Crucial and Informative
“I am not a doctor or a
counselor but from my own experience as a trauma survivor and through research
and hands on mentorship, I believe these 12 simple tips can aid in the healing
process of a survivor. Often times, we can re-victimize or trigger an already
broken spirit by our words or actions. My hope is that these simple steps can
help us, help them.” Jen Unangs
1.
Don’t say “I understand” to a survivor because you
probably don’t.
2.
Don’t give unsolicited advice: Instead, review
options with the survivor and then support her decisions. Allow her to take
control over their own life, even if you believe you would do something
differently or if you believe she may regret her decision.
3.
Don’t gasp or grimace when hearing a traumatic
story (and you will).
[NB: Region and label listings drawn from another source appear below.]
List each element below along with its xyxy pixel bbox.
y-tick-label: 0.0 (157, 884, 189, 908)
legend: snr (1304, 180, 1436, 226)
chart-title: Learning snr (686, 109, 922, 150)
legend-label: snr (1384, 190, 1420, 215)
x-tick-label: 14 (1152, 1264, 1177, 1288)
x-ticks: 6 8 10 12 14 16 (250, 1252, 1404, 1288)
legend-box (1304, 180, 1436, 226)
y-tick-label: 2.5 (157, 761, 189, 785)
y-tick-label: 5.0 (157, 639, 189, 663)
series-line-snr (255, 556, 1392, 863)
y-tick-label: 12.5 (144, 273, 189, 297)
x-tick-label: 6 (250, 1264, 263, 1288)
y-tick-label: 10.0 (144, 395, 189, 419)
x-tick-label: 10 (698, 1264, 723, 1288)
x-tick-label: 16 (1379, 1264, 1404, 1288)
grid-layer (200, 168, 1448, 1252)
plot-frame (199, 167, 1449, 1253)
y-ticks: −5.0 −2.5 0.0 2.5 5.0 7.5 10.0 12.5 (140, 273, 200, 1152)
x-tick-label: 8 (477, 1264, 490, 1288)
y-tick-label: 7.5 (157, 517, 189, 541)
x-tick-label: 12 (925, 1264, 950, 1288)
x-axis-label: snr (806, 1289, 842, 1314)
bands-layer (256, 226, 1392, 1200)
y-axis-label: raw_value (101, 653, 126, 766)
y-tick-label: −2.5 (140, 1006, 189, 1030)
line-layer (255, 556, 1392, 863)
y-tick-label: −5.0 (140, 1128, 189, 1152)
Be prepared to hear possible stories of child rape, torture,
or even murder.
4.
Don’t over talk a survivor. It’s important
to let her speak and get her feelings out without us trying to have an answer
for everything. She may for the first time in a long time have her voice back,
let her use it.
5.
Don’t tell her not to get a tattoo or piercing or cover
them up. This tells the survivor she should change and gives her the message
you don’t accept her as she is. Tell them their blue hair and black eyeliner is
cool! We love with no conditions.
6.
Don’t put down a survivors pimp. Often times there are a trauma
bond that we don't understand. She may love her pimp. She will learn over time
she was actually victimized by him. This must be a gentle slow process and can
be very painful.
7.
DO NOT ask the survivor about her story. Trust me,
she will tell you but only what she feels comfortable telling. Don’t ask
question like, “why didn't you run? Just don't ask. It’s important to focus on
the future. What are her dreams and aspirations?
8.
Try not to call nicknames. Refrain from words like sweetie
or honey that may have been used by johns, pimps, and abusers and could trigger
her. Always helps to ask first.
9.
Don’t grab a survivor’s hand or touch her without permission. Also, you
don’t have to lay hands on her to pray for her. Trust me, that’s very
uncomfortable the first few times. You’ll get to know who likes hugs and touch
and who doesn't. It's important to ask.
10. Don't press the survivor to
report her trafficker to the police. Don't insist that she talk to someone about
it. Doing nothing is a valid option and needs to be supported.
11.
Don't be afraid to say no! Its important to instill
healthy boundaries. Just because she's a survivor doesn't mean you give her
everything and say yes to anything she asks for. It’s a hard thing to do but
will teach healthy relationships and instill trust.
12.
Don't treat her like a victim. The minute she leaves or is
relocated from her pimp she is no longer a victim but a survivor. Try to focus
on her future. Let her counselors deal with the past.